Vietato l’ingresso

Chissà quando mai la smetteremo, noi esseri umani, di vietare l’ingresso a qualcuno.

E soprattutto chissà quando mai la smetteremo di pensare che quando l’ingresso viene vietato a noi è un male ma se noi lo vietiamo a qualcun’altro allora può anche essere un bene.

Vietato l’ingresso è l’albo illustrato di Fabrizio Silei con le illustrazioni di Cinzia Ghigliano edito da Rrose Selavy che prova, con 3 racconti, a narrare cosa vuole dire essere lasciati fuori, sentirsi vietare l’ingresso quando erano gli italiani a migrare.

I 3 racconti prendono le mosse da 3 situazioni estremamente familiari e molto frequenti nell’Italia tra i primi del Novecento e gli anni ’80: il caso dello zio emigrato in America, il caso della famiglia del paesino siciliano va a lavorare in fabbrica alla Fiat, e il caso degli operai italiani in Svizzera.

Storie di fraintendimenti, di menzogne, di incomprensioni nella maggior parte dei casi. Penso al pallone nuovo che lo zio manda dall’america che invece di essere da calcio, come avrebbe dovuto essere, è footbal e tutti pensano che il pallone nuovo sia bellissimo ma che si è un po’ rovinato nel viaggio e invano cercano di aggiustarlo…é solo l’illustrazione della Ghigliano che ci fa capire qual è il problema di questo pallone che nessuno riesce ad usare. Il testo fa il suo mesteire da testo illustrato: tace i dettagli, lascia spazio perché l’illustrazione si insinui, interpreti, mostri, racconti a suo modo.
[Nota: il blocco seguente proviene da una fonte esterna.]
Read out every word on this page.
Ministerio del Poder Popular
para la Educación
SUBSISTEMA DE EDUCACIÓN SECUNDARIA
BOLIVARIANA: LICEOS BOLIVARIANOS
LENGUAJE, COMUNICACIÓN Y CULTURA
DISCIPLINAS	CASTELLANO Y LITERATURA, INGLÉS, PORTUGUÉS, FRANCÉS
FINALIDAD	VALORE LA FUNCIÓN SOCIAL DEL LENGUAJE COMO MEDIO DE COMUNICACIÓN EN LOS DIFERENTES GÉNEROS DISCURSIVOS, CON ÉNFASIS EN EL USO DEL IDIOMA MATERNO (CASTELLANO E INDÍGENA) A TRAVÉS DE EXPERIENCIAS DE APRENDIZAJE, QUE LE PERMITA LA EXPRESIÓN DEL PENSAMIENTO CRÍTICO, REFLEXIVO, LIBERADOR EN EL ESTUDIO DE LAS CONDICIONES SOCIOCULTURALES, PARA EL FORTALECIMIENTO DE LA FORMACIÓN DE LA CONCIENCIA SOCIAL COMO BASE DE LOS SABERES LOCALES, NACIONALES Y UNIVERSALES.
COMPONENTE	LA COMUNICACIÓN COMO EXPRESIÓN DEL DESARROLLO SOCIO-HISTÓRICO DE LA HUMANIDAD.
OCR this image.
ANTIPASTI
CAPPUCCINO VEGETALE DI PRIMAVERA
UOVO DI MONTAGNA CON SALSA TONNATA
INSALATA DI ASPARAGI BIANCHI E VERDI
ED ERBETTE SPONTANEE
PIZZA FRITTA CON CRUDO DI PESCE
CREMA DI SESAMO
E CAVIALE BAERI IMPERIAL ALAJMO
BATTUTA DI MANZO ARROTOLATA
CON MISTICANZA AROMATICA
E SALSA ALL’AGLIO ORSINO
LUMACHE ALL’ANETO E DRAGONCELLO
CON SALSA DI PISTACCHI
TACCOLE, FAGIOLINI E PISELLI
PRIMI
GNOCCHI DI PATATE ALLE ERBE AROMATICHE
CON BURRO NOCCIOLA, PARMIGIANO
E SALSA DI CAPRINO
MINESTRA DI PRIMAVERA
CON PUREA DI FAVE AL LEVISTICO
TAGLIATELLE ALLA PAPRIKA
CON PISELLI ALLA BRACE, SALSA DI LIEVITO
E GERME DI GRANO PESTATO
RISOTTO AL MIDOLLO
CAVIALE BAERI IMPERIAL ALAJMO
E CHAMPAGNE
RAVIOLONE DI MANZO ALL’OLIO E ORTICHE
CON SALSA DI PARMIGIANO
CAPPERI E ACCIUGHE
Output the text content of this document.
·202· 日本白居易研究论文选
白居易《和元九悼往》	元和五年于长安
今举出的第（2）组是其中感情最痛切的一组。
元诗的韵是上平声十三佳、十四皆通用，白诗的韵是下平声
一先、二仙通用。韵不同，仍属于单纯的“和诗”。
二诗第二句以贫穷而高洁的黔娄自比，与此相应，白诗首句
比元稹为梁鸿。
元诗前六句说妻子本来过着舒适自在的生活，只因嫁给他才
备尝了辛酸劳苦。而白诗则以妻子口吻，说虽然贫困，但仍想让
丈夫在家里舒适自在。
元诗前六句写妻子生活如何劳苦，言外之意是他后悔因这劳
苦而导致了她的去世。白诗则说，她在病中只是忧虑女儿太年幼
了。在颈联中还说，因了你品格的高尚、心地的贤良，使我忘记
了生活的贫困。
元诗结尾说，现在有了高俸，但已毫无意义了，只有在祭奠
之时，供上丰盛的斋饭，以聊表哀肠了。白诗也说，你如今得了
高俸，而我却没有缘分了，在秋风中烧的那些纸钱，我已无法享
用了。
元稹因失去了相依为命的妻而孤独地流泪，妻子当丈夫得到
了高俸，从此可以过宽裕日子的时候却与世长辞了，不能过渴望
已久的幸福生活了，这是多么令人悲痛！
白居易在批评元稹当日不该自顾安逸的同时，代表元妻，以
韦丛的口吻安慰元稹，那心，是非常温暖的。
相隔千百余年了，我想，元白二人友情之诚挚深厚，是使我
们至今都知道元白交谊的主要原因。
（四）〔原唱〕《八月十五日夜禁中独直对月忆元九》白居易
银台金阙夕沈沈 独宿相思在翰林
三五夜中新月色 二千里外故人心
Il racconto della famiglia che da Torino torna al sud per le feste stringe il cuore. Mamma papà e figlio scendono dal treno con i vestiti buoni, fanno mostra del cappotto nuovo, dell’orologio paccato d’oro, della macchina nuova fotografata apposta per essere mostrata agli amici poveri del paesino, tutto sembra sin troppo bello per essere vero e, infatti, una volta tornati al nord, scopriamo dai dialoghi che è stata tutta una messa in scena, tutto era stato chiesto in prestito, a caro prezzo di denaro e favori. Niente era vero, se non la fatica del lavoro in fabbrica, dell’esser lontani da casa e, per il bambino, almeno per lui, la vergogna della menzogna dell’aver promesso al suo più caro amico un regalo da ricchi da inviare per il suo compleanno…

Infine gli operai italiani, puzzolenti e casinisti, tanto invisi da far svuotare un bar quando arrivano loro. Una storia come altre che si ripete, un cartello messo fuori alla porta…qui gli italiani non possono entrare, ammesso di saper leggere il cartello!

Cosa ci spinge a sentirci diversi, superiori gli uni agli altri? Dov’è il limite che poi porta alla discriminazione?

I tre racconti di Fabrizio Silei e Cinzia Ghigliano cercano di indagare proprio questo, mi pare, lasciando sempre al centro della narrazione un bambino, voce e occhi puliti nel non saper capire nè vedere la pericolosità di ciò che i grandi fanno. Che bisogno c’è di mentire? di cacciare? di credersi meglio dei compagni più poveri?

Pensieri da bambini contro azioni da adulti che in un crescendo, nella sequenza dei 3 racconti, ci raccontano di vite lasciate ai margini dalla storia.

La scrittura di Silei si muove a suo agio in quete narrazioni, tra dialettismi e sintassi sorvegliate per aderire alla lingua parlata e alle situazioni si lascia leggere con leggerezza lasciandoci il tempo di stupirci di ciò che pian piano la storia ci mostra.

Le illustrazioni di Cinzia Ghigliano con i colori e l’ambientazione nel vecchio secolo in cui pare sentirsi perfettamente a suo agio, ci portano in un altro spazio e in un altro tempo a sperimentare cosa è significato per tanti entrare in contatto con gli altri, con qualcosa di diverso, lasciare casa e ricominciare, sopportare le discriminazioni e la vergogna di se stessi.

Un albo tematico, sì, certo, dichiaratamente impegnato nel ricordare e raccontare una storia che è stata anche nostra e di oggi è di altri, momentaneamente, ma anche un albo da leggere senza pensare a cosa vuol dire, da leggere con gli occhi sgombri come quelli dei protagonisti. La letteratura educa silenziosamente, ricordate?, la narrazione ci lascia il piacere di leggerla.